How are NC structures maintained? The diffusional confinement of AMPARs that contribute to the NC organization is likely mediated by interactions with PSD scaffold proteins, although other possibilities have also been explored. For example, the “picket-fence” model postulates a set of proteins that form a barrier around the synapse, restricting diffusion in and out of these sites. Concentrations of actin close to the membrane may prevent free diffusion through the fence. It may be that both direct and indirect interaction mechanisms contribute to AMPAR synaptic trapping (Nair et al., 2013). Altering the levels of PSD-95 by overexpression or knockdown alters the properties of synaptic AMPAR nanodomains, suggesting a key role for this PSD component in organizing and maintaining NCs. The dynamics of PSD-95 provides further insights into the postsynaptic organization and function. Upon triggering LTP, PSD-95 is phosphorylated and transiently exits dendritic spines, allowing for LTP expression (Steiner et al., 2008). Overexpression of PSD-95 occludes LTP (Ehrlich and Malinow, 2004), and mice lacking PSD-95 have enhanced LTP, no LTD, and show memory deficits (Migaud et al., 1998). PSD-95 turns over rapidly, diffuses in and out of spines and exchanges with neighbouring spines (Gray et al., 2006). The synaptic retention time of PSD-95 is modulated by activity, increasing during development, and dropping significantly following sensory deprivation (Gray et al., 2006).
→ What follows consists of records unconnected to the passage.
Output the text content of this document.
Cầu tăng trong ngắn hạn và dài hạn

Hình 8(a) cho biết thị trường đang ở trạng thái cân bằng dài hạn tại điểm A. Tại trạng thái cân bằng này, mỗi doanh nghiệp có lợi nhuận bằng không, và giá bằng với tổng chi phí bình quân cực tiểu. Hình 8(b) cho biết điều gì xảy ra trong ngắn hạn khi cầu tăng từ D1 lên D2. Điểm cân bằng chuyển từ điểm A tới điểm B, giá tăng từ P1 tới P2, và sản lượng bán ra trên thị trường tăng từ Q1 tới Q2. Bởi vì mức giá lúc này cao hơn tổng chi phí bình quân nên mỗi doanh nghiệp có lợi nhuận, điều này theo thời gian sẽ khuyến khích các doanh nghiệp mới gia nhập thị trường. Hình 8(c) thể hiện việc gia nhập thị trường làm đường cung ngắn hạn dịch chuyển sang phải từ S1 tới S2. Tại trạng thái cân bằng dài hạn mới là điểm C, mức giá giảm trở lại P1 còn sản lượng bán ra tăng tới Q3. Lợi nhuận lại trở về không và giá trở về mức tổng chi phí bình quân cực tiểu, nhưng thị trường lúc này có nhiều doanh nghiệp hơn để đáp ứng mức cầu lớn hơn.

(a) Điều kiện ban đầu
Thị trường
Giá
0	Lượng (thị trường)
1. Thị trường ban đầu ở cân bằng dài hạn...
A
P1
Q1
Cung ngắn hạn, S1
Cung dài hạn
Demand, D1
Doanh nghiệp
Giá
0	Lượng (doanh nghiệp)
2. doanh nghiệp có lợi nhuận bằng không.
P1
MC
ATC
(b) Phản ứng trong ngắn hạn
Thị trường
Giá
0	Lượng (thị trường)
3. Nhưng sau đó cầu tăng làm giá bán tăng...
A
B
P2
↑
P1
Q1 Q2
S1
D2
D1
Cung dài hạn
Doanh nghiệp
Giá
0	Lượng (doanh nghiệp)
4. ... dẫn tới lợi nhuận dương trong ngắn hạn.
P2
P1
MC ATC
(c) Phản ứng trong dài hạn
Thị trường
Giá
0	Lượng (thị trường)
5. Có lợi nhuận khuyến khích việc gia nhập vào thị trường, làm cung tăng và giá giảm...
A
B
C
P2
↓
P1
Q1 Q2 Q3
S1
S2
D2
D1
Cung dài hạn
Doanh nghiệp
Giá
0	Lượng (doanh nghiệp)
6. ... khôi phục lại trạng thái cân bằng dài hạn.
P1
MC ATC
Other PSD components including PSD-93 and SAP102, also contribute to AMPAR synaptic localization via AMPAR C-terminal tail interactions (Elias et al., 2006, 2008). AMPAR N-terminal domain interactions could also contribute to NCs. GluA1 and GluA2 extracellular interactions have been shown to help anchor AMPARs at synaptic sites (Watson et al., 2017) and regulate presynaptic structure (Ripley et al., 2011). For example, GluA2 interacts with N-cadherin through its N-terminal domain to regulate dendritic spine formation and presynaptic release (Saglietti et al., 2007; Vitureira et al., 2011). As mentioned above, AMPAR synaptic localization is also promoted by binding to other accessory proteins such as TARPs (Chen et al., 2000; Schnell et al., 2002; Bats et al., 2007), and thus NCs are subject to complex regulation.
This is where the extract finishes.